Fractional exclusion and braid statistics in one dimension: a study via dimensional reduction of Chern-Simons theory

TL;DR

This paper explores the connection between braid and exclusion statistics in one-dimensional systems using Chern-Simons theory, highlighting conditions under which these statistics are related or independent, and discusses bosonization of anyonic systems.

Contribution

It provides a theoretical analysis of the relationship between braid and exclusion statistics in 1D, including the role of anomalies and a discussion on bosonization via T-duality.

Findings

Anomalous matter actions establish a clear relation between braid and exclusion statistics.

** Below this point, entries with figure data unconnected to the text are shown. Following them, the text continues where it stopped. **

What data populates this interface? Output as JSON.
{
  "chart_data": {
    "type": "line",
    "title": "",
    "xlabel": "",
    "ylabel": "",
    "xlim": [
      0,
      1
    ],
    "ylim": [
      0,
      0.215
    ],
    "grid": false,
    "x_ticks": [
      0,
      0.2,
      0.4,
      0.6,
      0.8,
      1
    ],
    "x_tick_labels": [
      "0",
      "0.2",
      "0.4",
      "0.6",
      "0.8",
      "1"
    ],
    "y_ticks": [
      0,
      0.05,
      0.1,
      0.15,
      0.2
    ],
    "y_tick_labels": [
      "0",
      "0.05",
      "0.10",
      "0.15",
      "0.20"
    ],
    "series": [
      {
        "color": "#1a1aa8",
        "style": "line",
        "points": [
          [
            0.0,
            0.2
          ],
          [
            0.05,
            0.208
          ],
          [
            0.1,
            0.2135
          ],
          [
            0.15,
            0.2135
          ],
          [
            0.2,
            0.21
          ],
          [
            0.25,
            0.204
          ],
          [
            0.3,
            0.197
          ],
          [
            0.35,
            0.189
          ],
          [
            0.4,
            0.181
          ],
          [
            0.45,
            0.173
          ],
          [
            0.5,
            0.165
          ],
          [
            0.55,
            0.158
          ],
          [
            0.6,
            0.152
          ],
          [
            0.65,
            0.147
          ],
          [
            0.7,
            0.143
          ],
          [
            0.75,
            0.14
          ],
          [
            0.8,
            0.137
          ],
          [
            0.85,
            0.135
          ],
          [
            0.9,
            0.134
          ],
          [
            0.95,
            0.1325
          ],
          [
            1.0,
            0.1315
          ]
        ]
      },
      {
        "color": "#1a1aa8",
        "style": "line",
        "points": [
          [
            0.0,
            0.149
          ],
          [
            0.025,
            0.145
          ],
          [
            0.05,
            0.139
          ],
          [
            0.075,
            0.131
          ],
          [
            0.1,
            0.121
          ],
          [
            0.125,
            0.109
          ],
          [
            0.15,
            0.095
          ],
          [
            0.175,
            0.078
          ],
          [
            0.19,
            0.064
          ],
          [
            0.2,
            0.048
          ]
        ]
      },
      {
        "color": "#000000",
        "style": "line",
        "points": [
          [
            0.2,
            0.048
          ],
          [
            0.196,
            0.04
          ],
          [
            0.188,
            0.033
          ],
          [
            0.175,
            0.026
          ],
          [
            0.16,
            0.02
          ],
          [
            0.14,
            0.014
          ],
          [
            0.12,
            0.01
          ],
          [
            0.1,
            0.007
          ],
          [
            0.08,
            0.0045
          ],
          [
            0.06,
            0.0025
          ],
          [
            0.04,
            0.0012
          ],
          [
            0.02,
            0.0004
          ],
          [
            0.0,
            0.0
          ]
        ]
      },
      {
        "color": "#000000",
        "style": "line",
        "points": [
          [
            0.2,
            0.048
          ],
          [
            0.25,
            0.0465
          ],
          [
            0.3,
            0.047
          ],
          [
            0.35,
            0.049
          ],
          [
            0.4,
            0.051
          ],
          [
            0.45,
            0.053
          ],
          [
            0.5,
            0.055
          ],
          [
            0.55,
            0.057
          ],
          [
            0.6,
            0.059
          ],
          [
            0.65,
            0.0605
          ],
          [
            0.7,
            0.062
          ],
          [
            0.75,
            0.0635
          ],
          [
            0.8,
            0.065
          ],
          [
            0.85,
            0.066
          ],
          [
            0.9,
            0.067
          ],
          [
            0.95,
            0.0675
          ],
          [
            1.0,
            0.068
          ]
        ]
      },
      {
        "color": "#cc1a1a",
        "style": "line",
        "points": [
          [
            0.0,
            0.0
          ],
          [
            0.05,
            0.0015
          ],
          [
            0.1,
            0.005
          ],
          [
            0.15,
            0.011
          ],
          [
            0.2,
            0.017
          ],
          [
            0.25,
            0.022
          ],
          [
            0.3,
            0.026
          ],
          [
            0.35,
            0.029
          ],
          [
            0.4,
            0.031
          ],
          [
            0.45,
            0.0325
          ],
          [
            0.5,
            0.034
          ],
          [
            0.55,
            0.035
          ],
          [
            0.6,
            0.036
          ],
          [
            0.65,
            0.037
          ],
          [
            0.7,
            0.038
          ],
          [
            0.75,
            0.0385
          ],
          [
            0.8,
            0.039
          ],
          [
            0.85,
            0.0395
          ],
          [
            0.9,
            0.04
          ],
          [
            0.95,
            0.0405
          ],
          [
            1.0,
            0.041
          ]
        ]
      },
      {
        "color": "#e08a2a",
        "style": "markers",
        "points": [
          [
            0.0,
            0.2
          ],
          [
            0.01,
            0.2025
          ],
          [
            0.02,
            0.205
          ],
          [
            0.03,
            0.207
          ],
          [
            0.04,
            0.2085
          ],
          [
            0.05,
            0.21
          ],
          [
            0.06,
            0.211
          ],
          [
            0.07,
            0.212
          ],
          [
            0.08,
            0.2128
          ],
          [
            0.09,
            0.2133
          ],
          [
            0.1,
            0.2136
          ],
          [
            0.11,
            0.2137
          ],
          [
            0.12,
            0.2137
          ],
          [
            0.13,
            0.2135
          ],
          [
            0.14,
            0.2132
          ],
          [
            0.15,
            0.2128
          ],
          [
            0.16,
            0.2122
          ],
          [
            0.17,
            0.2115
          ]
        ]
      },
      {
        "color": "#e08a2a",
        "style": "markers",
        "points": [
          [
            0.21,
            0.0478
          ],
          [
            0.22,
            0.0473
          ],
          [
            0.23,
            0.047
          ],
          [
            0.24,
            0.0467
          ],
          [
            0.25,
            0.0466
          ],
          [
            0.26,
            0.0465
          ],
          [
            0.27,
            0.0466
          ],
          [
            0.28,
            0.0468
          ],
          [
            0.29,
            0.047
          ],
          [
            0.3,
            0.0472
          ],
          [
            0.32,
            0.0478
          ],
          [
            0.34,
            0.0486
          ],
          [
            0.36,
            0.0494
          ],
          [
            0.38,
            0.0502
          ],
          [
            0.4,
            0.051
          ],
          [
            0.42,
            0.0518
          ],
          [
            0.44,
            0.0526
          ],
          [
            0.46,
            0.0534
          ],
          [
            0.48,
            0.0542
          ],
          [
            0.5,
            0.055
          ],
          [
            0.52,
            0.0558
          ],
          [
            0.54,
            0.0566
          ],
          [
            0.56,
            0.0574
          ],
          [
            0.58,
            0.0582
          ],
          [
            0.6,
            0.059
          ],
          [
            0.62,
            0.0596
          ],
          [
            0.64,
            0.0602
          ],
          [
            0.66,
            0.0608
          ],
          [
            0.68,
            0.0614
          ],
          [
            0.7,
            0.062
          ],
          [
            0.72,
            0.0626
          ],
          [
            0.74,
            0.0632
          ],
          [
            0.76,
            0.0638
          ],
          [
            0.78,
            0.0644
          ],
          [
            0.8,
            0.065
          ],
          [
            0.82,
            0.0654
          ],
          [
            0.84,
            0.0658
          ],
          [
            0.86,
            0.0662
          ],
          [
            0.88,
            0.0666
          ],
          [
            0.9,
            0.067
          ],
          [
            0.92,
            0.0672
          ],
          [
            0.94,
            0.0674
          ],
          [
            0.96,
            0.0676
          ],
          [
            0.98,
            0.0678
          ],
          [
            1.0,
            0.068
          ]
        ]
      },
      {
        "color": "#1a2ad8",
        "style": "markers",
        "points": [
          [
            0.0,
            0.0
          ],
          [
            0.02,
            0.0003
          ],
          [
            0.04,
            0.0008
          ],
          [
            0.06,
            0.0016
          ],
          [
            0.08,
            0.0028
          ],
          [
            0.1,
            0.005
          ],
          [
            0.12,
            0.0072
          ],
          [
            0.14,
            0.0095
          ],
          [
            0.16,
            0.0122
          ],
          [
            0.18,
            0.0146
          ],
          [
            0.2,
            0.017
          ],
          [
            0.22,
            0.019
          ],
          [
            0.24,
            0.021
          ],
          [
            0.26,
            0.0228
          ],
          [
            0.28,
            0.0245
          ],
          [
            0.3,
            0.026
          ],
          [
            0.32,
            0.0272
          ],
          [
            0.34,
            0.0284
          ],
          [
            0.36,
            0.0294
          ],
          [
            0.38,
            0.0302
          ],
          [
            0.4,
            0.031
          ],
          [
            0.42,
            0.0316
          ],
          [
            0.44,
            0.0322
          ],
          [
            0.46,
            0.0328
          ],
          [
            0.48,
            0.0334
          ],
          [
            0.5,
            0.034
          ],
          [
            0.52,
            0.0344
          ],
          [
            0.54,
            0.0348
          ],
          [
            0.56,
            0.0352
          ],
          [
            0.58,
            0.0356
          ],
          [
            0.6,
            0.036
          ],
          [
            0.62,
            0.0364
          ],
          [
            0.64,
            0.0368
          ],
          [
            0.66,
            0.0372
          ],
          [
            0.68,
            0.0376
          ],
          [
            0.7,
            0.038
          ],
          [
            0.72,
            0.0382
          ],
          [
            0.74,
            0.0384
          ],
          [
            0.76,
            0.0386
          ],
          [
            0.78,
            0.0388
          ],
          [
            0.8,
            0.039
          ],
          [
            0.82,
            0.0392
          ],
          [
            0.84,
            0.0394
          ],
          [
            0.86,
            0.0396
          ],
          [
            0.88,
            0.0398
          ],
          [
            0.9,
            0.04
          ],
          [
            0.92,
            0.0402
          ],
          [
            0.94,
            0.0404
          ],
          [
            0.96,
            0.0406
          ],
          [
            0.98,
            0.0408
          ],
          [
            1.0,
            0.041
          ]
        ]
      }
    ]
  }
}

Non-anomalous systems may have unconnected braid and exclusion statistics.

Bosonization of 1D anyonic systems can be achieved through T-duality.

Abstract

The relation between braid and exclusion statistics is examined in one-dimensional systems, within the framework of Chern-Simons statistical transmutation in gauge invariant form with an appropriate dimensional reduction. If the matter action is anomalous, as for chiral fermions, a relation between braid and exclusion statistics can be established explicitly for both mutual and nonmutual cases. However, if it is not anomalous, the exclusion statistics of emergent low energy excitations is not necessarily connected to the braid statistics of the physical charged fields of the system. Finally, we also discuss the bosonization of one-dimensional anyonic systems through T-duality.